Wednesday, December 1, 2010

plangent


\PLAN-junt\

adjective

1 : having a loud reverberating sound
2 : having an expressive and especially plaintive quality

Five things described as PLANGENT in the recent news:

1) The "call" of a turkey sandwich during this season (as in, turkey season) (LA Weekly)
2) Simon Currie's (of the band "Man Gone Missing) "upper-register crooning" (Scotsman)
3) The "colors of plastic and metal" as compared to earthly colors, in a film called "Red Desert" (Bloomberg)
4) The office of the "Lost Property Depot" in Queen Street Station, somewhere in Scotland (Scotsman)
5) A "suicide fantasy"—strange wording describing a song on Kanye West's newest album release (The Sydney Morning Herald)

I find it interesting that one of the above is not a sound but a color, while another is the metaphorical calling of a turkey sandwich. It's also fascinating that two of the five came from the same publication in Scotland (different writers). Do the Scots use the word PLANGENT with more frequency? Are sounds more PLANGENT in Scotland?

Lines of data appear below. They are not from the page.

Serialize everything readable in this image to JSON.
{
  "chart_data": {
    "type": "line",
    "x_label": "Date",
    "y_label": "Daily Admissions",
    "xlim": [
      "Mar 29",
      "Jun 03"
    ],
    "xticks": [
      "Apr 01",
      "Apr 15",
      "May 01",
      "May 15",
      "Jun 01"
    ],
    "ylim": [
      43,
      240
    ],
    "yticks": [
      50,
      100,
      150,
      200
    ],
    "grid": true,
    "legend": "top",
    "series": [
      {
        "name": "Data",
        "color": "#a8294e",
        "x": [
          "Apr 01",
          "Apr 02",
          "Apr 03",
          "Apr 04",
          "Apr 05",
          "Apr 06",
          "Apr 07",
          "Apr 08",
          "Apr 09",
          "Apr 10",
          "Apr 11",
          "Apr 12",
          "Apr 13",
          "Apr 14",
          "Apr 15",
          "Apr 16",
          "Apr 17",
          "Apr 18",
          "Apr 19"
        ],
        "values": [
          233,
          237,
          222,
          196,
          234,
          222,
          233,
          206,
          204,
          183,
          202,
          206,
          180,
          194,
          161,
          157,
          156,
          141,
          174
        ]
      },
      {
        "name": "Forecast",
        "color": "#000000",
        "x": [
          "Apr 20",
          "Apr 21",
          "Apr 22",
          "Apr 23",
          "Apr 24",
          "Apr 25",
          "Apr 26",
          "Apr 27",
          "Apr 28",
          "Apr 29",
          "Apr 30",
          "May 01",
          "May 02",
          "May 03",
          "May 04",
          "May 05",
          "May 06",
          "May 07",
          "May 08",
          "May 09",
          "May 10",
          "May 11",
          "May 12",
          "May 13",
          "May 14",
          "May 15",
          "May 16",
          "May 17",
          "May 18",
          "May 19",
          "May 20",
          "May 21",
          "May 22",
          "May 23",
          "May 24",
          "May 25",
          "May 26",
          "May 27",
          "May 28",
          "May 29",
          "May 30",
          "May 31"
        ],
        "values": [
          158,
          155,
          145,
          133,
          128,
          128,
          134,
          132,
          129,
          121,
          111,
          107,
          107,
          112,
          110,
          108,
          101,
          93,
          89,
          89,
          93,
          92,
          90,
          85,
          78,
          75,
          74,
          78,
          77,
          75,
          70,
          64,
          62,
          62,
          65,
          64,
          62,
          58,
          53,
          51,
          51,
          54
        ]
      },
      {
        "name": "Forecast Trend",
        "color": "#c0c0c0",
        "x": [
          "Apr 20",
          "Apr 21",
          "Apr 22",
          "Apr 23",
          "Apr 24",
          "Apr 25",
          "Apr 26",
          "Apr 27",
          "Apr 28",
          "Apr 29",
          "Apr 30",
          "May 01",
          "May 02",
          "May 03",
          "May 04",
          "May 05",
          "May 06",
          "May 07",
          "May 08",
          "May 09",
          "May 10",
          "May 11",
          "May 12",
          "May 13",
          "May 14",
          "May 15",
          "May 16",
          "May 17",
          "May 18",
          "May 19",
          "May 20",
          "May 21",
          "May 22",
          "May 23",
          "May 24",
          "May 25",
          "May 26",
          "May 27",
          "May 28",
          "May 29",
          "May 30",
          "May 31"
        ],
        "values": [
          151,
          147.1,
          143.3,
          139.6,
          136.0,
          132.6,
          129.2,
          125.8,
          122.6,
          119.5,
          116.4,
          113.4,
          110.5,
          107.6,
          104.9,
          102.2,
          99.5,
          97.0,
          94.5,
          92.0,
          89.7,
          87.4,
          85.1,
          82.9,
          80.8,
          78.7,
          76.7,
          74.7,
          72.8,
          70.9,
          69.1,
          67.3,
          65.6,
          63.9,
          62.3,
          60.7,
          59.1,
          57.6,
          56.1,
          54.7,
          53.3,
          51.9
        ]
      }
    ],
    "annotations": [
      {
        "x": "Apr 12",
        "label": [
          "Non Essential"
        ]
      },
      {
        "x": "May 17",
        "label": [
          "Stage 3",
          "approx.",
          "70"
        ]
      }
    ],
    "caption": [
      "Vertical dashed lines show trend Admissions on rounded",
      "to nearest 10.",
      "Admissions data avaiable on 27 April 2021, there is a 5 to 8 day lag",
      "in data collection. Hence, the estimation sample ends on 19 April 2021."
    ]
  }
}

Nothing on the WORLD WIDE WEB explicitly links Scotland and PLANGENT sounds. I've never been to Scotland, so I'm hardly any help. My first thoughts: bagpipes—PLANGENT?

On St. Patrick's day, Race Brook Elementary School solicited bagpipe players to attend our afternoon holiday assembly and play for a gymnasium packed full of green-clad students. To me, this was men in skirts with absurdly hairy legs. I didn't appreciate the tradition, nor did I try to. And I wouldn't eat green bagels either. I was a horribly cynical child, unwilling to let anything make me happy. But that is beside the point. The point here is whether or not bagpipes produce PLANGENT sounds. I would say the sounds are reverberating, although not quite plaintive. I would go as far as reaching back to yesterday's word and calling the pipes CACOPHONOUS.

Perhaps we could breed the two: cacogent? plaphony? It's a thought.